A lo largo del verano, poco a poco la sombra fue creciendo en su mente. Luchó contra ella en vano. Su sospecha se vio fortalecida de mil pequeñas maneras; tan nimias, que la avergonzaba mencionarlas. Pensó en hablar de ello al confesarse, pero se contuvo, diciéndose: «El cura pensará que estoy loca».

Pero la idea le pesaba en la mente y un día tras otro siguió dándole vueltas al asunto, volviendo sobre sus pasos como un animal acosado, tratando de evitar el descubrimiento que sabía que la estaba aguardando.

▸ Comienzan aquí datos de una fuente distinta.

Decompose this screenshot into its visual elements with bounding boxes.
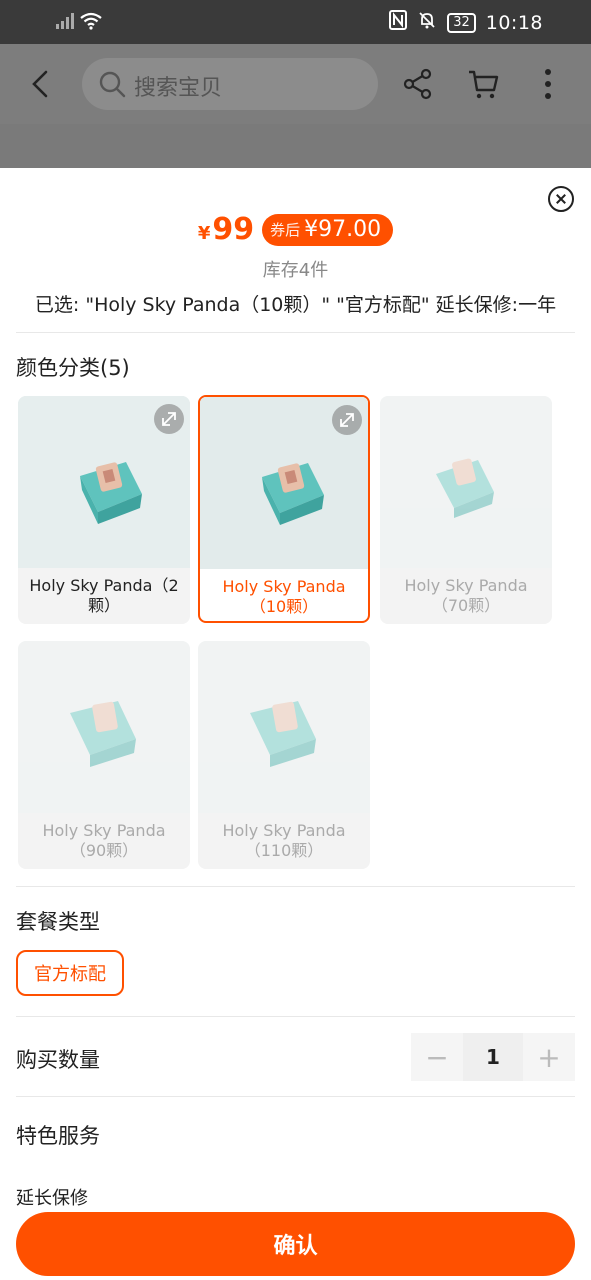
expand-icon[interactable]	[154, 404, 184, 434]
price-row: ¥ 99 券后 ¥97.00	[0, 212, 591, 247]
coupon-price-badge: 券后 ¥97.00	[262, 213, 394, 246]
divider	[16, 1016, 575, 1017]
keyswitch-image	[198, 641, 370, 813]
overlay-backdrop[interactable]	[0, 124, 591, 168]
quantity-plus-button[interactable]: +	[523, 1033, 575, 1081]
clock: 10:18	[485, 11, 543, 34]
package-option-button[interactable]: 官方标配	[16, 950, 124, 996]
divider	[16, 886, 575, 887]
product-image	[18, 641, 190, 813]
warranty-label: 延长保修	[16, 1188, 88, 1209]
share-icon	[403, 68, 432, 100]
divider	[16, 1096, 575, 1097]
chevron-left-icon	[32, 70, 48, 98]
search-input[interactable]: 搜索宝贝	[82, 58, 378, 110]
color-option-label: Holy Sky Panda（90颗）	[42, 821, 166, 860]
stock-text: 库存4件	[262, 260, 329, 281]
color-option-label: Holy Sky Panda（70颗）	[404, 576, 528, 615]
search-placeholder: 搜索宝贝	[134, 76, 223, 101]
package-section-title: 套餐类型	[16, 910, 100, 934]
color-option-card-selected[interactable]: Holy Sky Panda（10颗）	[198, 395, 370, 623]
price-currency: ¥	[197, 223, 211, 244]
color-option-label: Holy Sky Panda（2颗）	[29, 576, 179, 615]
product-image	[198, 641, 370, 813]
color-option-card-disabled[interactable]: Holy Sky Panda（90颗）	[18, 641, 190, 869]
status-left	[56, 12, 102, 34]
keyswitch-image	[380, 396, 552, 568]
coupon-price: ¥97.00	[304, 217, 382, 242]
share-button[interactable]	[400, 66, 436, 102]
quantity-stepper: − 1 +	[411, 1033, 575, 1081]
color-option-label: Holy Sky Panda（110颗）	[222, 821, 346, 860]
page-header: 搜索宝贝	[0, 44, 591, 124]
confirm-button[interactable]: 确认	[16, 1212, 575, 1276]
product-image	[380, 396, 552, 568]
mute-bell-icon	[417, 10, 437, 35]
quantity-minus-button[interactable]: −	[411, 1033, 463, 1081]
price-value: 99	[212, 212, 255, 247]
signal-icon	[56, 13, 74, 33]
expand-icon[interactable]	[332, 405, 362, 435]
back-button[interactable]	[26, 66, 58, 102]
color-option-card-disabled[interactable]: Holy Sky Panda（70颗）	[380, 396, 552, 624]
color-option-card-disabled[interactable]: Holy Sky Panda（110颗）	[198, 641, 370, 869]
status-bar: 32 10:18	[0, 0, 591, 44]
color-section-title: 颜色分类(5)	[16, 356, 130, 380]
nfc-icon	[389, 10, 408, 35]
keyswitch-image	[18, 641, 190, 813]
divider	[16, 332, 575, 333]
color-option-label: Holy Sky Panda（10颗）	[222, 577, 346, 616]
quantity-value[interactable]: 1	[463, 1033, 523, 1081]
cart-button[interactable]	[466, 66, 502, 102]
status-right: 32 10:18	[389, 10, 543, 35]
search-icon	[98, 70, 126, 102]
battery-indicator: 32	[447, 12, 476, 33]
selected-summary: 已选: "Holy Sky Panda（10颗）" "官方标配" 延长保修:一年	[34, 294, 557, 316]
coupon-label: 券后	[270, 221, 301, 239]
more-button[interactable]	[530, 66, 566, 102]
more-vertical-icon	[545, 69, 551, 99]
sku-selection-sheet: ¥ 99 券后 ¥97.00 库存4件 已选: "Holy Sky Panda（…	[0, 168, 591, 1280]
color-option-card[interactable]: Holy Sky Panda（2颗）	[18, 396, 190, 624]
wifi-icon	[80, 12, 102, 34]
quantity-label: 购买数量	[16, 1048, 100, 1072]
cart-icon	[469, 70, 499, 99]
price: ¥ 99	[198, 212, 254, 247]
close-button[interactable]	[548, 186, 574, 212]
services-section-title: 特色服务	[16, 1124, 100, 1148]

Pero conforme fue pasando el tiempo, se vio cada vez más y más abocada a la obligación de admitir que desvariaba sin remedio, o de reconocer que estaba aceptando de forma consciente como marido a un hombre al que creía un impostor. Si hubiera estado en su mano poder escoger, a no dudarlo habría preferido estar loca. Durante días, y luego semanas, se apartó como enfebrecida de lo que en su fuero interno sentía que era la verdad, diciéndole a su alma atormentada que lo hacía para proteger la seguridad de sus hijos, de su familia, desde el tío Pierre hasta el más pequeño de los pastores, hasta que, por último, una mañana que estaba sentada sola, hilando, la verdad se le presentó por fin, fría e ineludible.

Traducción de Antonio Iriarte.

Publicada por Penguin Random House.

De las dos películas inspiradas en la historia real de Martin Guerre y su esposa, la prescindible Sommersby (1992) quizá sea la más conocida. Dirigida por Jon Amiel y protagonizada por Richard Gere y Jodie Foster, trasladaba la acción a la Guerra de Secesión norteamericana.

Mucho más interesante, con una excepcional ambientación de la época, me parece El regreso de Martin Guerre (Le retour de Martin Guerre), la película en que se inspiró el remake de Amiel, dirigida por Daniel Vigne y con unos estupendos Gérard Depardieu y Nathalie Baye en los papeles de Martin y Bertrande. A raíz de lo que podemos leer en sus títulos de crédito, el guion -escrito por el propio Vigne y Jean-Claude Carrière, colaborador habitual de Buñuel- no tiene en cuenta la novela de Lewis e introduce, con respecto a la versión de esta, sustanciales cambios en torno a la actitud de Bertrande respecto a su marido.